GoBigEd

Friday, April 25, 2003



POWERFUL SUGGESTION ON STATE FINANCE TO SENATORS
FROM LONGTIME OMAHA TAX ACTIVIST BOB ZABAWA:
TWO YEARS OF 5% PAY CUTS FOR STATE EMPLOYEES

Senator Wehrbein,

You and your committee associates have nibbled around the edges on your proposed cuts/decreases in increases, moving money from specified funds like the gasoline tax, and maybe things I am not aware of. All this while the revenues, especially from income tax, are declining markedly as the result of the economy going into the tank. And, no sign of any rebound in the next two years with the typical delay in filing returns.

The usual screaming by all state, university and local entities about possible cuts from you, the state, is perfected to a science. Don't cut us, just give us more money, even though have not produced any better results, especially in the field of education.

Over 300 studies on K-12 education and all the elements -- teacher salaries, quality of facilities, pupil-teacher ratios, curriculum, discipline, high expectations and enforced, analyzed by Erik Hanushek, professor at Rochester University, NY, absolutely show that more money is not the answer. Strong curriculum and high expectations do the job.

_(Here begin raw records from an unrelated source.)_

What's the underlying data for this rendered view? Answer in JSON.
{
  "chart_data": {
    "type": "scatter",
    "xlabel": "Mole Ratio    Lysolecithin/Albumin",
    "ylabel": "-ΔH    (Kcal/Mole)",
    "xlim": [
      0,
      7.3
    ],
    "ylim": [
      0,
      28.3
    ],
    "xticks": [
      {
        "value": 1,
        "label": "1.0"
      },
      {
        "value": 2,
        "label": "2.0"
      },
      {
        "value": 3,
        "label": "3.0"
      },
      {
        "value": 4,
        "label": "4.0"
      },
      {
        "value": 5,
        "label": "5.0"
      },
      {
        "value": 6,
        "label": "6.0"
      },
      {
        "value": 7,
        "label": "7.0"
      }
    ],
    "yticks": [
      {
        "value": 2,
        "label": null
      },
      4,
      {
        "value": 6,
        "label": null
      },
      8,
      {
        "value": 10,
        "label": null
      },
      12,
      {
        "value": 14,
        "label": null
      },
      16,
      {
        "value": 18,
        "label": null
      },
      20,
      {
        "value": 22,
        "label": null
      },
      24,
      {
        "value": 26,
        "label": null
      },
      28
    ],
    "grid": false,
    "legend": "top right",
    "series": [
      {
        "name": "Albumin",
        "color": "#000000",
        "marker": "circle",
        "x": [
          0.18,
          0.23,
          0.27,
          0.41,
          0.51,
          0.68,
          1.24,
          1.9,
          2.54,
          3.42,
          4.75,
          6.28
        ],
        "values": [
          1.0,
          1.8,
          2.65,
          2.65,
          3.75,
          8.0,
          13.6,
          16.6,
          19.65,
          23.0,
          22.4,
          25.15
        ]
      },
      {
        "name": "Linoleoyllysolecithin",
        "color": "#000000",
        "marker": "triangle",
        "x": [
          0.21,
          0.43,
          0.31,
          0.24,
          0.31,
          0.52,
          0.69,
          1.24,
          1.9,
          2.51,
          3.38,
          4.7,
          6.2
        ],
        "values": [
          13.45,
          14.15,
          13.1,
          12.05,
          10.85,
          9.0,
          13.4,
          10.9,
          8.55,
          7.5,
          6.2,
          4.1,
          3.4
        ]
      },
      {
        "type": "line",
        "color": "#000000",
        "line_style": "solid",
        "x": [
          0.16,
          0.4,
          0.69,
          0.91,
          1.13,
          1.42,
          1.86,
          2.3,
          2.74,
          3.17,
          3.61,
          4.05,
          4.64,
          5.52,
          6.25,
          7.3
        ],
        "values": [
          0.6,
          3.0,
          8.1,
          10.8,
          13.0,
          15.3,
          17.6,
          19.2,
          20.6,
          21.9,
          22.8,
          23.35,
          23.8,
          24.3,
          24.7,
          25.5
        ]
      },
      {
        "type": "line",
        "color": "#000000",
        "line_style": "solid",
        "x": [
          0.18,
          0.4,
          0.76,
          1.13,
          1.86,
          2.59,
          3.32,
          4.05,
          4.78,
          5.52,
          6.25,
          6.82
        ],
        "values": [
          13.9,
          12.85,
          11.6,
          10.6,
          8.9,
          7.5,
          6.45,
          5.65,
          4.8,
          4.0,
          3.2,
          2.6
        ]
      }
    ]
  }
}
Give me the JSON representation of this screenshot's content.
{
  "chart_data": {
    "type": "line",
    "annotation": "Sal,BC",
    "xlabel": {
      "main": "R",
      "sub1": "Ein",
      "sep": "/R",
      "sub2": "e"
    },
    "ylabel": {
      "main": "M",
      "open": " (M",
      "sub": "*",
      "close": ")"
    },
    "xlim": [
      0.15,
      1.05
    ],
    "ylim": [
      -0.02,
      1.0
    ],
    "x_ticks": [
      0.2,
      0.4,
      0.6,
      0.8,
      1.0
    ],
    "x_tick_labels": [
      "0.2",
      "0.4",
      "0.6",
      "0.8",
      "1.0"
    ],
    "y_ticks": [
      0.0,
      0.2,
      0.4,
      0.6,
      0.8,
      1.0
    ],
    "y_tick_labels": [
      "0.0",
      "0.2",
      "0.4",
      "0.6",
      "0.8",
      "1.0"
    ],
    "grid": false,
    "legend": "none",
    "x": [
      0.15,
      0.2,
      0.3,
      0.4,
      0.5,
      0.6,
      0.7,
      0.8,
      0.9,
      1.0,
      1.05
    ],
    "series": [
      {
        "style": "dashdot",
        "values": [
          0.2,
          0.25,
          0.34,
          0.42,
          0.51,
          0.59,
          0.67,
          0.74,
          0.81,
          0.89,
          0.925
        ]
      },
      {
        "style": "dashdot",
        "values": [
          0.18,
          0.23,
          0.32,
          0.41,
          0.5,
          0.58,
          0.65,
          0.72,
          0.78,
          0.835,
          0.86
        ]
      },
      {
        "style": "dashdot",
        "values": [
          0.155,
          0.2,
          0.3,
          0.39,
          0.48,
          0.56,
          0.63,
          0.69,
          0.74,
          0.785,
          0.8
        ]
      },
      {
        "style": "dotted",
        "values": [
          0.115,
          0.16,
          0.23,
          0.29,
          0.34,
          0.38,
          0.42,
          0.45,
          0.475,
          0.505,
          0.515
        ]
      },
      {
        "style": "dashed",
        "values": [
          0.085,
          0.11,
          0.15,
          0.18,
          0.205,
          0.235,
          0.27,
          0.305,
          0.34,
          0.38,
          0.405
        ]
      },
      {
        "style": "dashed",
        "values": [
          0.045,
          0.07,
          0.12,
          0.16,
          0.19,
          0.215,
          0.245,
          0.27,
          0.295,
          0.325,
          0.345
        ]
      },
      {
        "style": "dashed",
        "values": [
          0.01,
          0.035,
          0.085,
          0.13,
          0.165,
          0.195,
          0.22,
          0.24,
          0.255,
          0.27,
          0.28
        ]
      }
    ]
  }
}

Now to my point. From the state to the UNL System, the K-12 system, cities and counties, et al, their operating budgets are salaries and healthy fringes (30%) usually representing anywhere from 50% to 85% of the total.

The public sector in this nation, over 19,000,000 employees strong, makes anywhere from 20% to 60% more than the private sector, according to a study done by ALEC (American Legislative Exchange Council) in the mid-1990s. If the trend continues, as it has since then, with the powerful unions getting by with strong-arm negotiation instead of productivity, collectively they will break this country. Just ponder what the steel, meat packing, airline industries and others have done.

In our case in Nebraska, I know we have the CIR in statute, and apparently in statute, that any disputes on salaries cannot take into consideration a falling economy and declining revenues. If true, that needs to be changed by the Legislature.

Now, a suggestion for a solution. Instead of all these agencies nibbling around the edges and cutting the weakest employees and terminating the few non-tenured teachers, why not recommend that all agencies including administrators take consecutive 5% cuts over the next two years and nobody would have to laid off? That would be the compassionate thing to do. If they don't do it voluntarily, force them all into Chapter 11 to renegotiate.

After all, they all have had it pretty good over the last 30-40 years with their steady increases. Maybe a 2-year break in the trend would solve our dilemma.